OIT quer erradicar o trabalho infantil no mundo

16 junho 2006

A Organização Internacional do Trabalho, OIT, durante as comemorações do dia mundial contra o trabalho infantil de 2006, destacou que o mundo está vencendo a luta contra a exploração de mão de obra de crianças e lançou uma campanha contra as piores formas de trabalho infantil.

No período de 2000 a 2004, o número de crianças trabalhando no mundo caiu de 250 milhões para 218 milhões. E a meta da OIT, é conseguir erradicar o trabalho infantil na mineração, que hoje envolve mais um milhão de crianças no mundo, dentre elas 400 mil na América Latina.

Eu conversei com o coordenador nacional para a eliminação do trabalho infantil da OIT, Pedro Américo Oliveira. Segundo ele, é errado pensar que o trabalho infantil é uma solução a pobreza.

“É importante que a gente tente romper com essa percepção de que para a criança pobre, ou para aquelas famílias que estão na situação de pobreza, o trabalho infantil é a saída porque existe sim ainda essa percepção, mas nós não percebemos que, de fato, o trabalho infantil pode até aliviar um pouco essa pobreza mas ela não vai conseguir romper com esse ciclo na medida que muitas crianças acabam ficando longe da escola”.

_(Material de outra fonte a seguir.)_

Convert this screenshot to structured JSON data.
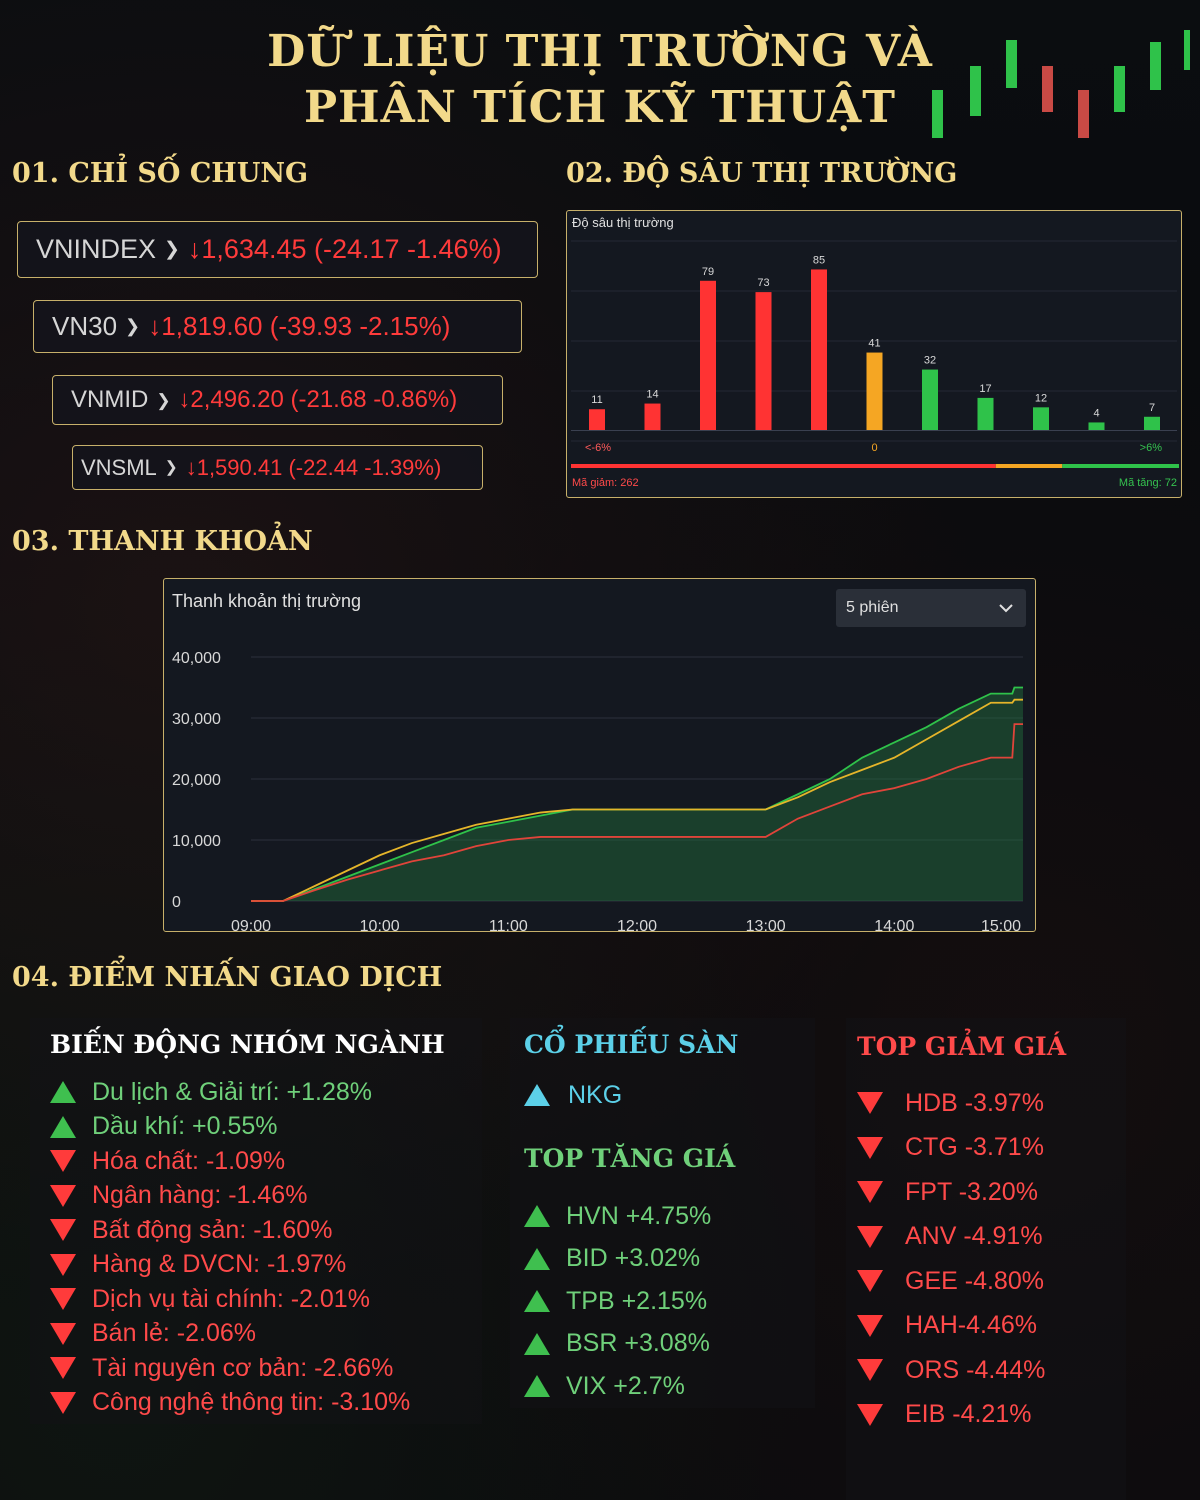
{
  "title_line1": "DỮ LIỆU THỊ TRƯỜNG VÀ",
  "title_line2": "PHÂN TÍCH KỸ THUẬT",
  "sections": {
    "s1": "01. CHỈ SỐ CHUNG",
    "s2": "02. ĐỘ SÂU THỊ TRƯỜNG",
    "s3": "03. THANH KHOẢN",
    "s4": "04. ĐIỂM NHẤN GIAO DỊCH"
  },
  "indices": [
    {
      "name": "VNINDEX",
      "value": "↓1,634.45 (-24.17 -1.46%)"
    },
    {
      "name": "VN30",
      "value": "↓1,819.60 (-39.93 -2.15%)"
    },
    {
      "name": "VNMID",
      "value": "↓2,496.20 (-21.68 -0.86%)"
    },
    {
      "name": "VNSML",
      "value": "↓1,590.41 (-22.44 -1.39%)"
    }
  ],
  "chart_data": [
    {
      "type": "bar",
      "title": "Độ sâu thị trường",
      "values": [
        11,
        14,
        79,
        73,
        85,
        41,
        32,
        17,
        12,
        4,
        7
      ],
      "bar_colors": [
        "#ff3333",
        "#ff3333",
        "#ff3333",
        "#ff3333",
        "#ff3333",
        "#f5a623",
        "#2fc24a",
        "#2fc24a",
        "#2fc24a",
        "#2fc24a",
        "#2fc24a"
      ],
      "axis_labels": {
        "left": "<-6%",
        "center": "0",
        "right": ">6%"
      },
      "footer_left": "Mã giảm: 262",
      "footer_right": "Mã tăng: 72"
    },
    {
      "type": "line",
      "title": "Thanh khoản thị trường",
      "selector": "5 phiên",
      "x_ticks": [
        "09:00",
        "10:00",
        "11:00",
        "12:00",
        "13:00",
        "14:00",
        "15:00"
      ],
      "y_ticks": [
        "0",
        "10,000",
        "20,000",
        "30,000",
        "40,000"
      ],
      "ylim": [
        0,
        40000
      ],
      "x": [
        "09:00",
        "09:15",
        "09:30",
        "09:45",
        "10:00",
        "10:15",
        "10:30",
        "10:45",
        "11:00",
        "11:15",
        "11:30",
        "12:00",
        "13:00",
        "13:15",
        "13:30",
        "13:45",
        "14:00",
        "14:15",
        "14:30",
        "14:45",
        "14:55",
        "14:56",
        "15:00"
      ],
      "series": [
        {
          "color": "#2fc24a",
          "values": [
            0,
            0,
            2000,
            4000,
            6000,
            8000,
            10000,
            12000,
            13000,
            14000,
            15000,
            15000,
            15000,
            17500,
            20000,
            23500,
            26000,
            28500,
            31500,
            34000,
            34000,
            35000,
            35000
          ]
        },
        {
          "color": "#e5b52a",
          "values": [
            0,
            0,
            2500,
            5000,
            7500,
            9500,
            11000,
            12500,
            13500,
            14500,
            15000,
            15000,
            15000,
            17000,
            19500,
            21500,
            23500,
            26500,
            29500,
            32500,
            32500,
            33000,
            33000
          ]
        },
        {
          "color": "#e0443a",
          "values": [
            0,
            0,
            1800,
            3500,
            5000,
            6500,
            7500,
            9000,
            10000,
            10500,
            10500,
            10500,
            10500,
            13500,
            15500,
            17500,
            18500,
            20000,
            22000,
            23500,
            23500,
            29000,
            29000
          ]
        }
      ]
    }
  ],
  "highlights": {
    "sectors_title": "BIẾN ĐỘNG NHÓM NGÀNH",
    "sectors": [
      {
        "text": "Du lịch & Giải trí: +1.28%",
        "dir": "up"
      },
      {
        "text": "Dầu khí: +0.55%",
        "dir": "up"
      },
      {
        "text": "Hóa chất: -1.09%",
        "dir": "down"
      },
      {
        "text": "Ngân hàng: -1.46%",
        "dir": "down"
      },
      {
        "text": "Bất động sản: -1.60%",
        "dir": "down"
      },
      {
        "text": "Hàng & DVCN: -1.97%",
        "dir": "down"
      },
      {
        "text": "Dịch vụ tài chính: -2.01%",
        "dir": "down"
      },
      {
        "text": "Bán lẻ: -2.06%",
        "dir": "down"
      },
      {
        "text": "Tài nguyên cơ bản: -2.66%",
        "dir": "down"
      },
      {
        "text": "Công nghệ thông tin: -3.10%",
        "dir": "down"
      }
    ],
    "floor_title": "CỔ PHIẾU SÀN",
    "floor": [
      {
        "text": "NKG"
      }
    ],
    "gainers_title": "TOP TĂNG GIÁ",
    "gainers": [
      {
        "text": "HVN +4.75%"
      },
      {
        "text": "BID +3.02%"
      },
      {
        "text": "TPB +2.15%"
      },
      {
        "text": "BSR +3.08%"
      },
      {
        "text": "VIX +2.7%"
      }
    ],
    "losers_title": "TOP GIẢM GIÁ",
    "losers": [
      {
        "text": "HDB -3.97%"
      },
      {
        "text": "CTG -3.71%"
      },
      {
        "text": "FPT -3.20%"
      },
      {
        "text": "ANV -4.91%"
      },
      {
        "text": "GEE -4.80%"
      },
      {
        "text": "HAH-4.46%"
      },
      {
        "text": "ORS -4.44%"
      },
      {
        "text": "EIB -4.21%"
      }
    ]
  },
  "colors": {
    "gold": "#f2d98a",
    "up": "#3fbf4f",
    "down": "#ff3b3b",
    "cyan": "#5cd0e8"
  }
}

Segundo Pedro Américo Oliveira as consequências para as crianças que trabalham, são inversas ao desenvolvimento do país fazendo com que no futuro essas mesmas crianças não tenham chance de trabalhar em algo melhor que garanta-lhes mais qualidade de vida.

“Isso dificulta que ela chegue a fase adulta ou pelo menos na idade que se permite o trabalho em condições de buscar empregos decentes, trabalhos decentes, que possa garantir a proteção social mínima, que garanta o descanso semanal que é remunerado, férias,e sobretudo uma proteção social necessária”.

Pedro Américo diz que no Brasil, uma das formas de trabalho infantil que preocupam, é o trabalho doméstico. Crianças que cuidam de irmãos menores enquanto os adultos vão trabalhar. Em outros casos, elas trabalham na casa de terceiros como forma de ajudar no sustento da casa. A equipe da Rádio ONU contatou duas meninas que foram resgatadas do trabalho doméstico e hoje participam de ações de integração infantil da Obra Social São João Bosco, em Campinas, São Paulo. Mas vamos primeiro ouvir Maura, 16 anos, que aprendeu desde cedo a obrigação de gente grande.

“Minha mãe saía para trabalhar, minha mãe trabalhava de noite, e eu ficava com minha irmã de manhã, de tarde e à noite. Eu arrumava a casa, cuidava dela, trocava fralda, fazia comida, fazia tudo desde dos 9 anos de idade”.

Mas Maura não foi a única, Elenice, 16 anos também tem no seu passado muito trabalho e esforço, que segundo ela foram feitos para ajudar os pais.

“Eu cuidava da minha sobrinha, mas às vezes eu também trabalhava, trabalhava nos finais de semana de 15 em 15 dias e eu ganhava 10 Reais. Eu limpava a casa, eu varria a casa, passava pano na casa, limpava os móveis, limpava o fogão e depois ia embora”.

Hoje a Maura e a Elenice participam do grupo que as oferece aulas de computação, artes e tempo para brincar e fazer amigos. E suas famílias recebem o apoio financeiro para que não precisem mais que as meninas trabalhem.

“Quando eu entrei na obra, eles ensinaram várias coisas aqui dentro, como mexer no computador, como entrar na internet, eles faziam brincadeiras e qualquer brincadeira que eles faziam era boa, ‘da hora’, na minha vida de antes, eu só ficava cuidando das minhas irmãs, ficava na rua e cuidando da casa para ajudar minha família”

Segundo a OIT, apesar de uma queda de 11% no trabalho infantil no Brasil, ainda existem 2 milhões de crianças trabalhando no país.